Yes, exactly. So, there are two different contexts in which we use intraperitoneal chemotherapy. One is for patients who have had primary surgery.

So, those patients in whom the disease was felt to be amenable to complete removal at the initial surgery. There’s a very narrow group of patients. So, it has to be patients who had at least stage III disease, so disease which is involving not just the pelvic structures, but also the abdominal structures, but in whom we were able to completely remove all visible disease at the time of initial surgery. In those patients, we will sometimes leave a catheter in the abdominal cavity.

So, it’s a small, essentially IV tubing that will actually sit underneath the skin and sit next to the pelvic area. And when the patients come in for their subsequent chemotherapy, we will give part of the chemotherapy intravenously and part of the chemotherapy directly into the abdomen, essentially soaking the cancer cells directly in chemo. It is a more intensive type of chemotherapy because it does involve multiple treatments during each cycle, and it’s a much higher dose of chemo.

So, we’re really looking for patients who are typically on the younger side and generally with very, very good performance status to be considered for that type of therapy. But it is something, again, that patients should ask about if they’re a candidate for, if they’re being evaluated for primary chemotherapy and surgery. The other option as far as intraperitoneal chemotherapy would be the HIPEC I was talking about before. The heated chemotherapy is given intraperitoneally, so directly into the belly, and it’s circulated around through a special pump device during the surgery itself.
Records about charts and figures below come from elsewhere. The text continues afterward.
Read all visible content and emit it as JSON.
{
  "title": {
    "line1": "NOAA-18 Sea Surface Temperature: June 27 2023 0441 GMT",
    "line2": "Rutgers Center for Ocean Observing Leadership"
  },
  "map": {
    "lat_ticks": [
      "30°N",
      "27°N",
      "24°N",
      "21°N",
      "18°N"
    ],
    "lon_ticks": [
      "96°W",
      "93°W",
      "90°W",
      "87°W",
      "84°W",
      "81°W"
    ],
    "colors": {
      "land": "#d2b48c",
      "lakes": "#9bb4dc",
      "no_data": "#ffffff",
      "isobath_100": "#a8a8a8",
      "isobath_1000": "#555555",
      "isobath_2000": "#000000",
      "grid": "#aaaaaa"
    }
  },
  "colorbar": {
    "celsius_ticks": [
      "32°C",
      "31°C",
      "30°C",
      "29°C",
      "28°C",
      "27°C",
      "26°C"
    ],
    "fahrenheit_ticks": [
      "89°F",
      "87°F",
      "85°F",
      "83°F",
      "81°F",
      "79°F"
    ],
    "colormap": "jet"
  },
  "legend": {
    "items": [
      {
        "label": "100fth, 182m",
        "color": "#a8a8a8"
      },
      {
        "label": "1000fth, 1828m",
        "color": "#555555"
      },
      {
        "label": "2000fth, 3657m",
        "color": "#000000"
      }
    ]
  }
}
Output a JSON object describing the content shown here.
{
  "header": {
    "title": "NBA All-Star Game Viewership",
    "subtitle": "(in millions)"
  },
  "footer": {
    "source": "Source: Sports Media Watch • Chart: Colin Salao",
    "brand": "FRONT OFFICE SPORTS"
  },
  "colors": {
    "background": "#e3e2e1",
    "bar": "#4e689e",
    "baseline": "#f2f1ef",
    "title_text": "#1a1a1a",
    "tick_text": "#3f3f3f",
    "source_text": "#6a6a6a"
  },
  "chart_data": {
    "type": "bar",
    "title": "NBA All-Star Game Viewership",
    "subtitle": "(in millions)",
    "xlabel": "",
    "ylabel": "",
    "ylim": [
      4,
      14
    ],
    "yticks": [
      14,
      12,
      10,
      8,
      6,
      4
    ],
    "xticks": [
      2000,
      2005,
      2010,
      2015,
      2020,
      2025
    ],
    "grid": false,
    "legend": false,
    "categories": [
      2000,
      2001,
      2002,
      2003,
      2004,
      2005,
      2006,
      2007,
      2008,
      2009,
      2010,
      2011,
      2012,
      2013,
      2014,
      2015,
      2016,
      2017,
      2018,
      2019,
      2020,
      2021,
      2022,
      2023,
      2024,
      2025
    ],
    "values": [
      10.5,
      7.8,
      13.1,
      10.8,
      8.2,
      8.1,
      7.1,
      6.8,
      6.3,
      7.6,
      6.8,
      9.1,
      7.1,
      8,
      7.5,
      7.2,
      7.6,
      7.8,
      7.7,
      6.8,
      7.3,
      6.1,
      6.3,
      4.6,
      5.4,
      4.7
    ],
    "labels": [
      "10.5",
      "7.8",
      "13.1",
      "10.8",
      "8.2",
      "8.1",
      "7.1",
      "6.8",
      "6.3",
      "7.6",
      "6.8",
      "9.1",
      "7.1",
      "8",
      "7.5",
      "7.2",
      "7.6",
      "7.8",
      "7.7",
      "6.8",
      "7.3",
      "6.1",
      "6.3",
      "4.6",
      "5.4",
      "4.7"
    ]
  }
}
And that’s about a 90-minute treatment that’s done while the patient’s under anesthesia. So, those are the two most common types of intraperitoneal therapy. There are some other ones which are still in the investigational setting. Therapies, again, some of which we have in clinical trial, which might also be administered intraperitoneally, the idea being the shorter the distance between the delivery of the drug and the tumor itself, the higher concentration of medication we can deliver to the cancer cells.